First Run Experience
On first run: two pre-loaded sample CSV files (a WMS export and a physical count) are ready to run as a demo. User clicks Run Demo Report and sees a full variance table with root-cause labels in 15 seconds without uploading anything. No manual config required: demo files pre-loaded, Claude API called with a demo key for the first run.

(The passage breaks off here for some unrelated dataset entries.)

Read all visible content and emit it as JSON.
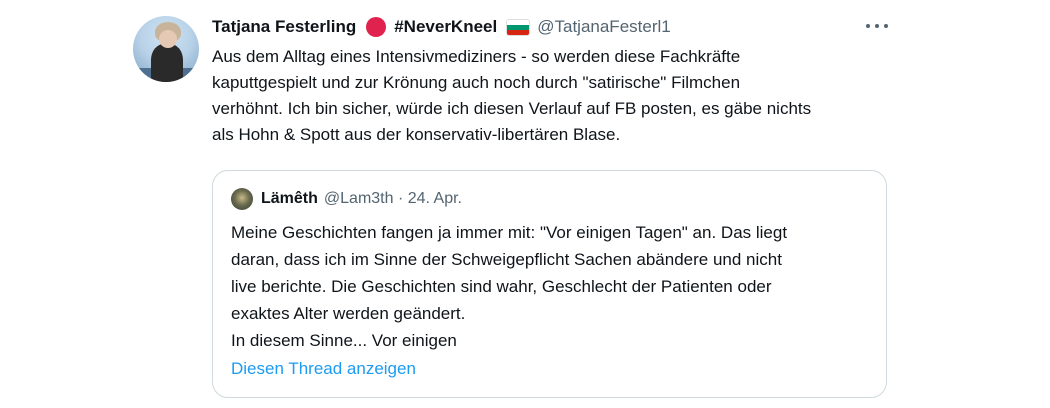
{
  "tweet": {
    "display_name": "Tatjana Festerling",
    "hashtag": "#NeverKneel",
    "handle": "@TatjanaFesterl1",
    "text_lines": [
      "Aus dem Alltag eines Intensivmediziners - so werden diese Fachkräfte",
      "kaputtgespielt und zur Krönung auch noch durch \"satirische\" Filmchen",
      "verhöhnt. Ich bin sicher, würde ich diesen Verlauf auf FB posten, es gäbe nichts",
      "als Hohn & Spott aus der konservativ-libertären Blase."
    ],
    "emoji": [
      "red-circle-icon",
      "bulgaria-flag-icon"
    ],
    "colors": {
      "red_dot": "#e0234e",
      "flag": [
        "#ffffff",
        "#00966e",
        "#d62612"
      ]
    }
  },
  "quote": {
    "display_name": "Lämêth",
    "handle_date": "@Lam3th · 24. Apr.",
    "text_lines": [
      "Meine Geschichten fangen ja immer mit: \"Vor einigen Tagen\" an. Das liegt",
      "daran, dass ich im Sinne der Schweigepflicht Sachen abändere und nicht",
      "live berichte. Die Geschichten sind wahr, Geschlecht der Patienten oder",
      "exaktes Alter werden geändert.",
      "In diesem Sinne... Vor einigen"
    ],
    "show_thread_label": "Diesen Thread anzeigen"
  },
  "theme": {
    "link_color": "#1d9bf0",
    "secondary_text": "#536471",
    "border": "#cfd9de"
  }
}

How to build it, step by step
1. Define Supabase schema for users, reports, variances, and root cause classifications in lib/db/schema.ts. 2. Run npx create-next-app with TypeScript and Tailwind. 3. Build two-file upload UI in app/page.tsx with drag-and-drop using a Supabase Storage upload handler. 4. Build column mapping UI in lib/parse/columnMapper.ts using Papa Parse that auto-detects SKU, qty, and description columns with a manual override step. 5. Build matching engine in app/api/match/route.ts that joins the two datasets by SKU and calculates variance amounts. 6. Build Claude classification call in app/api/classify/route.ts that batches all variances and returns root-cause labels. 7. Build VarianceTable.tsx with sortable columns and dollar-impact ordering using v0. 8. Build PDF export in app/api/export/route.ts using pdf-lib to generate a formatted report. 9. Add Supabase Auth with magic link, RLS on all report tables, and Stripe subscription billing. 10. Deploy to Vercel and verify full journey from two file uploads to PDF report download without any manual steps.
Generated
June 18, 2026
Model
claude-sonnet-4-6
Disclaimer: Ideas on this site are AI-generated and may contain inaccuracies. Revenue estimates, market demand figures, and financial projections are illustrative assumptions only — not financial advice. Do your own research before making any business or investment decisions. Technology availability, pricing, and market conditions change rapidly; always verify details independently.